Don't blame Eastern Airlines pilots for crippling the company, says local pilot Bruce Quigley.

"We just want a company where we can fly," Quigley said.Quigley, 45, is spending time at his Draper home while seeking a job with another airline. He and colleague Jonathan Graff, 45, Highland, Utah County, are among the 3,400 Eastern pilots supporting the machinists union strike, which began March 4. The two Vietnam pilots estimate that between them they have filled out 60 applications.

Locally, the strike put 650 local non-union Eastern employees out of work at the airline's Salt Lake Reservation Center. Eastern filed for Chapter 11 reorganization March 9.

"We're in a sympathy strike," Quigley said. "The thing about it is we hatethe IAM (the machinists union)."

The pilots believe their side of the story hasn't been told.

Collectively, Eastern employees - except for the now-striking machinists union - have agreed to $1.5 billion in concessions in the past decade. In 1986, when other employees took a 20 percent pay cut, the machinists managed to get an 8 percent raise. "They deserve to take a hit like the rest of us," Graff said. "There's no great love between us, and the company knew this. It would be so easy for him (owner Frank Lorenzo) to get us back. But he won't."
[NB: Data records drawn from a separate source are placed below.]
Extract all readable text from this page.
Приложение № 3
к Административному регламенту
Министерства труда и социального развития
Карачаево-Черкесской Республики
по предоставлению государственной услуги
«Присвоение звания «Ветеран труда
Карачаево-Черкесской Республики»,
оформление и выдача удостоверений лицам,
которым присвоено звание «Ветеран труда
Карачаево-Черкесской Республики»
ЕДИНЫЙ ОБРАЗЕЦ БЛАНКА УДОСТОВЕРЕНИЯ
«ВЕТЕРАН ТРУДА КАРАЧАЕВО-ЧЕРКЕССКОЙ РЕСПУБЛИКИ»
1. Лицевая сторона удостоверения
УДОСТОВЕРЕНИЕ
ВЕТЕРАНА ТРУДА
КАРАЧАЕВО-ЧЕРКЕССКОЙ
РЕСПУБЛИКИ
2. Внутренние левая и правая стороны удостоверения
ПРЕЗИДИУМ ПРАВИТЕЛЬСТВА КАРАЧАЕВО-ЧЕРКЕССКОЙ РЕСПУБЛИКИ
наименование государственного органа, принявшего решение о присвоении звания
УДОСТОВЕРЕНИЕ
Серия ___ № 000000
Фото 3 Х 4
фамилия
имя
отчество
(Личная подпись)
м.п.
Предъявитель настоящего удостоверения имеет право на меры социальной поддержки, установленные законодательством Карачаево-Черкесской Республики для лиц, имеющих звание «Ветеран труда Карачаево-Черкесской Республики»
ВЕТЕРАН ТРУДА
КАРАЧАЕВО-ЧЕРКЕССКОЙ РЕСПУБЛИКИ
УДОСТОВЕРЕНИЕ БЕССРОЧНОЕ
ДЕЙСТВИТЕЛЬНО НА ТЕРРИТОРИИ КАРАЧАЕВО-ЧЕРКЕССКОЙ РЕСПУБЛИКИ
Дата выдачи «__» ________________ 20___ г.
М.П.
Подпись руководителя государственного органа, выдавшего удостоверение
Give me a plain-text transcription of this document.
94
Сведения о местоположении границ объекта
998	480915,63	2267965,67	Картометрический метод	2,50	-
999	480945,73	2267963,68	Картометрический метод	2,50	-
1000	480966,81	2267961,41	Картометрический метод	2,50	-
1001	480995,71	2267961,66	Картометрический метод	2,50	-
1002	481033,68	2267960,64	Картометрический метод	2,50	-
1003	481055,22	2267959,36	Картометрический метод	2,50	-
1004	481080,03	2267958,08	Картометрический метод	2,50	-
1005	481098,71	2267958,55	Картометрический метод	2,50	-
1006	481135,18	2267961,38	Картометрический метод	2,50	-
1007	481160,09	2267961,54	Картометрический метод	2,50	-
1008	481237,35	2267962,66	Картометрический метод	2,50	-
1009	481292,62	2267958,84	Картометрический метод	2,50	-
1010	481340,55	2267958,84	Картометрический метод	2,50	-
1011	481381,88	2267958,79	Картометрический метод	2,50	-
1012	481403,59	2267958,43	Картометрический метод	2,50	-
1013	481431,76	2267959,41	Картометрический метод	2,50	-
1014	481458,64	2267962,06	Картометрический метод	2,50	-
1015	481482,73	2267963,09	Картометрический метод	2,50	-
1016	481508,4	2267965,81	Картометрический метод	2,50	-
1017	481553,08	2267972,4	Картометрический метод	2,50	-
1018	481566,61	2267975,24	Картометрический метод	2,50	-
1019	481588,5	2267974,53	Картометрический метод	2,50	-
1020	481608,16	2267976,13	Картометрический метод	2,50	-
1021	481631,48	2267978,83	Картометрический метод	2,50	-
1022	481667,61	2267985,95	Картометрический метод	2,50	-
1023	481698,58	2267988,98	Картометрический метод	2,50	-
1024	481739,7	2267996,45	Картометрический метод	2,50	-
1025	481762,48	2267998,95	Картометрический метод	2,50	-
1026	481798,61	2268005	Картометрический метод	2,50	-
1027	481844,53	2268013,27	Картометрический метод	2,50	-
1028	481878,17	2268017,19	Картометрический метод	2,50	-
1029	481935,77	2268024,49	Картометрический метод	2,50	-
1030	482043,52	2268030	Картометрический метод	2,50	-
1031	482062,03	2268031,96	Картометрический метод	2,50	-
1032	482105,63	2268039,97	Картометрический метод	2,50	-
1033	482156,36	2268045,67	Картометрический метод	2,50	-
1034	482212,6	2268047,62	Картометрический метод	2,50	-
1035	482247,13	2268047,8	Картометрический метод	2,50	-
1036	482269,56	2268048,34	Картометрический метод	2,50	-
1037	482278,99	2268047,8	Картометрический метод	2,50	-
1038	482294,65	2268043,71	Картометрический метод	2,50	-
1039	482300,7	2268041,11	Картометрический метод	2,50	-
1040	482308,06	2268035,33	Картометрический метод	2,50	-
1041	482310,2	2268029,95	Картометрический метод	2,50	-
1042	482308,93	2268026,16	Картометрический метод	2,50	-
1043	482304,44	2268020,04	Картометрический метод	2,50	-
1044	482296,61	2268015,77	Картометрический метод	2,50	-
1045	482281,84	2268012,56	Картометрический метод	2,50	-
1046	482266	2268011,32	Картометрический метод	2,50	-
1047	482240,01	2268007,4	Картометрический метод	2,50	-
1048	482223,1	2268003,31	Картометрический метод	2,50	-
Nationally, U.S. District Judge Edward Davis has scheduled a meeting Monday between the pilots' union and Eastern officials before he will make a ruling about the legality of the pilots' walkout.

Davis must decide whether the refusal by members of the Air Line Pilots Association to work is truly a sympathy strike or an attempt to gain a better position against the airline in future contract negotiations, which would violate federal law. An appeals court in Tallahassee declined on Friday to issue a temporary injunction ordering the pilots back to work.

Eighty percent of Eastern's pilots planned to cross the picket lines in an effort to save their troubled company, according to the local pilots. But they changed their minds March 1, when Lorenzo asked the pilots for additional 11th-hour concessions.

"He needed us, then he slapped us in the face," Quigley said. "Basically, what he says is one thing and what he does is another. That's the cause of the mistrust."

Quigley and Graff say the pilots weren't asking for more money, but wanted job guarantees in the face of their company's troubles. "It was the fact that he (Lorenzo) didn't want to guarantee us a future. He was out to make Eastern the poor stepchild of Continental," Graff said.

Veteran Eastern pilots were afraid they would lose their seniority and be put at the bottom of the flight chart at Lorenzo's other airline. A pilot at Continental is promoted through the ranks to captain in about four years. In contrast, Quigley and Graff both have 16 years with the airlines and expect to be promoted to captain after 20 years. The pilots say that means Continental suffers safety problems due to pilot inexperience.

Lorenzo's last offer asked the Eastern pilots to sign a five-year contract, agreeing to fly 85 hours a month for 84 hours of pay, with no chance of a raise until 1992. Quigley said added to cuts the union agreed to in 1986, pilots would have been taking a 46.5 percent pay cut, as well as agreeing to cut their retirement plan in half.

"That's 46 1/2 percent we're talking about for starters, and we haven't even got to paragraph two (of Loren-zo's contract offer)," Quigley said.

Furthermore, it was Lorenzo's refusal to take contract talks to arbitration that cemented the solidarity of the pilot union's walkout.

Quigley said the pilots have watched as Lorenzo changed their once-proud airline, taking more than $1 billion of its assets to solidify parent company Texas Air Corp. and its other non-union airline, Continental. The veteran Eastern pilot remembers the glory days, when his airline's premiere service was symbolized by its crystal dinnerware. "I think every businessman in the whole world flew one airline, and it was Eastern. Our first-class service was known all over the world. It was a class operation. Now, the business people won't even get on our airline - and I don't blame them."